B. Kepatuhan Wajib Pajak
Menurut Safri Nurmantu, Kepatuhan Perpajakan adalah suatu keadaan
dimana wajib pajak memenuhi semua kewajiban perpajakan dan melaksanakan
hal perpajakannya.
15
Menurut Rahayu (2010:139), menyatakan bahwa Kepatuhan Wajib Pajak
dapat didefinisikan dari :
1. Kewajiban Wajib Pajak dalam mendaftarkan diri.
2. Kepatuhan untuk menyetorkan kembali Surat Pemberitahuan.
3. Kepatuhan dalam perhitungan dan pembayaran pajak terutang.

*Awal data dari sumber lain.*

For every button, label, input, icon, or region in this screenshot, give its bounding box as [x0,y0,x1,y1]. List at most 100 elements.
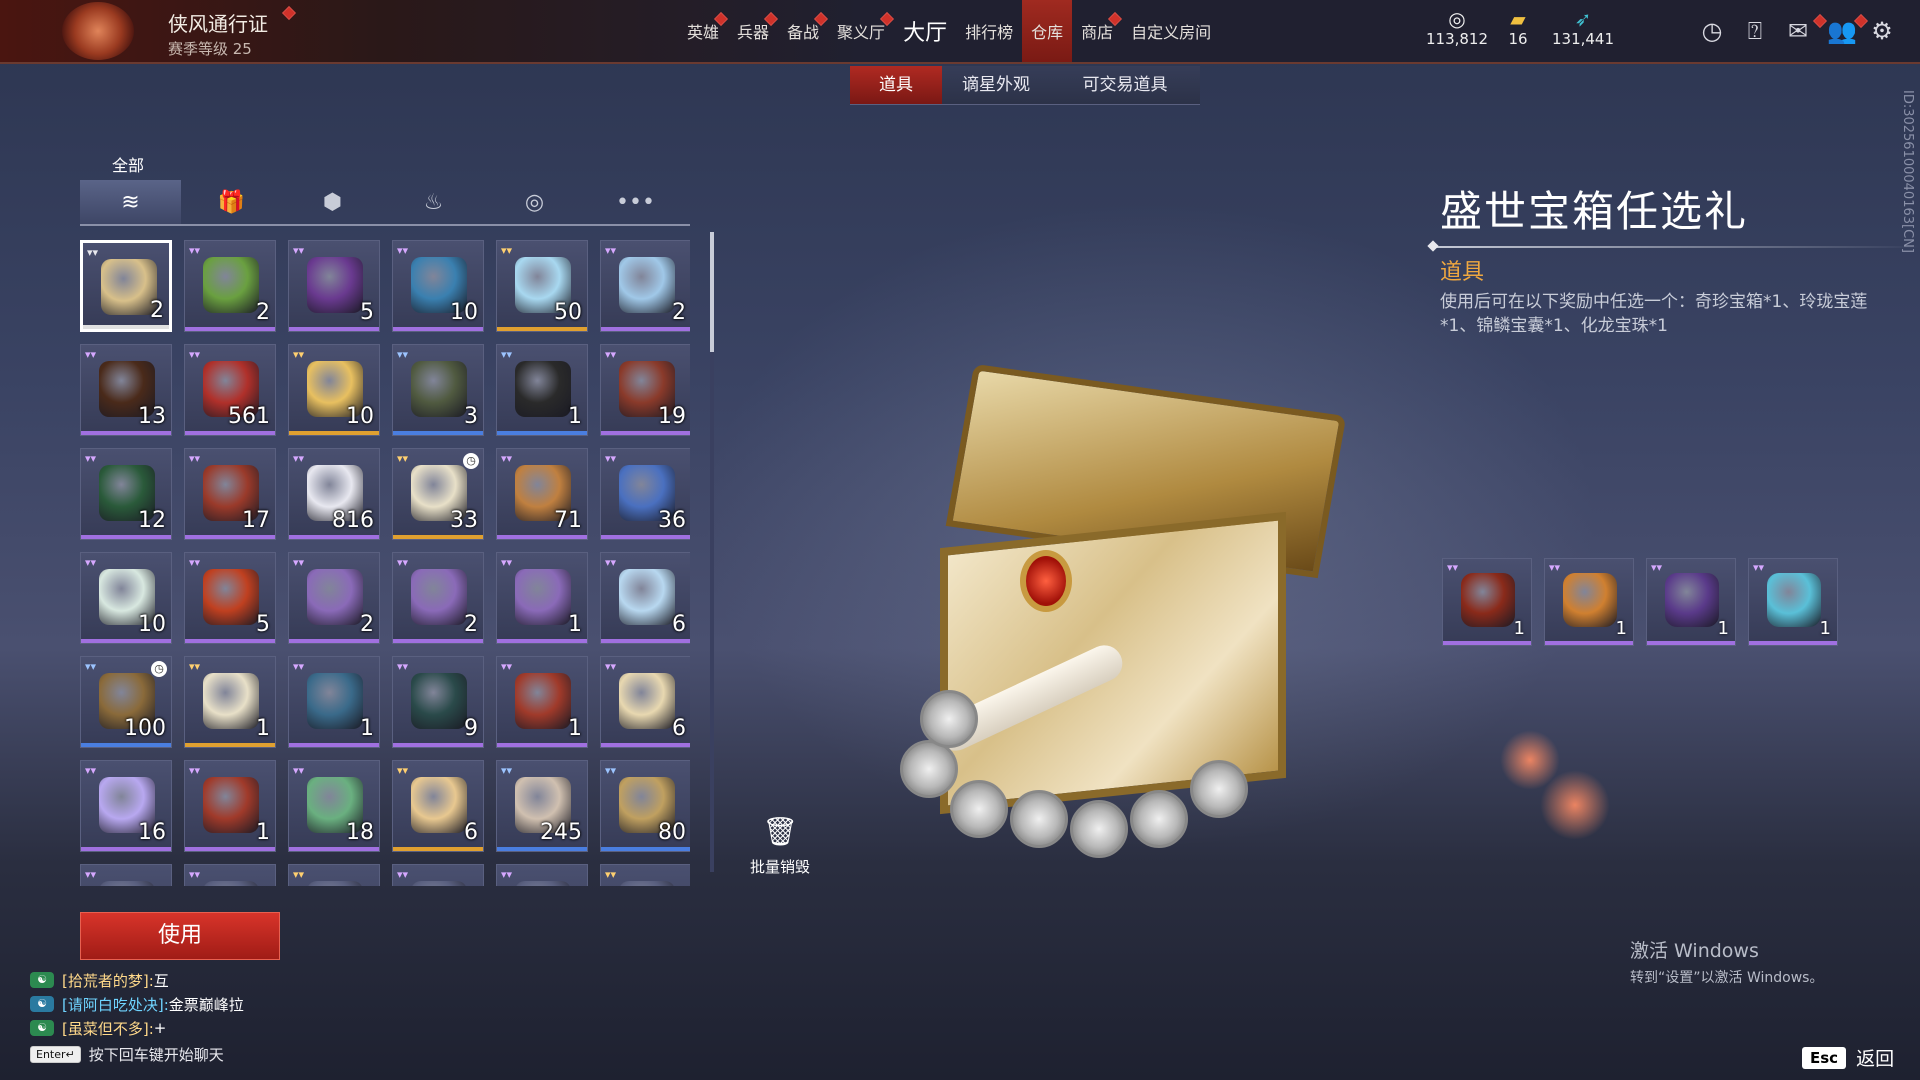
inventory-slot[interactable]: ▾▾ 18 [288,760,380,852]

4. Kepatuhan dalam pembayaran tunggakan.
Kepatuhan Wajib Pajak merupakan pemenuhan kewajiban perpajakan
yang dilakukan oleh pembayar pajak dalam rangka memberi kontribusi bagi
pembangunan Negara yang diharapkan didalam pemenuhannya dilakukan
secara sukarela. Kepatuhan Wajib pajak menjadi aspek penting mengingat
sistem perpajakan Indonesia menganut self assessment dimana dalam
prosesnya mutlak memberikan kepercayaan kepada wajib pajak untuk
menghitung, membayar dan melaporkan kewajibannya.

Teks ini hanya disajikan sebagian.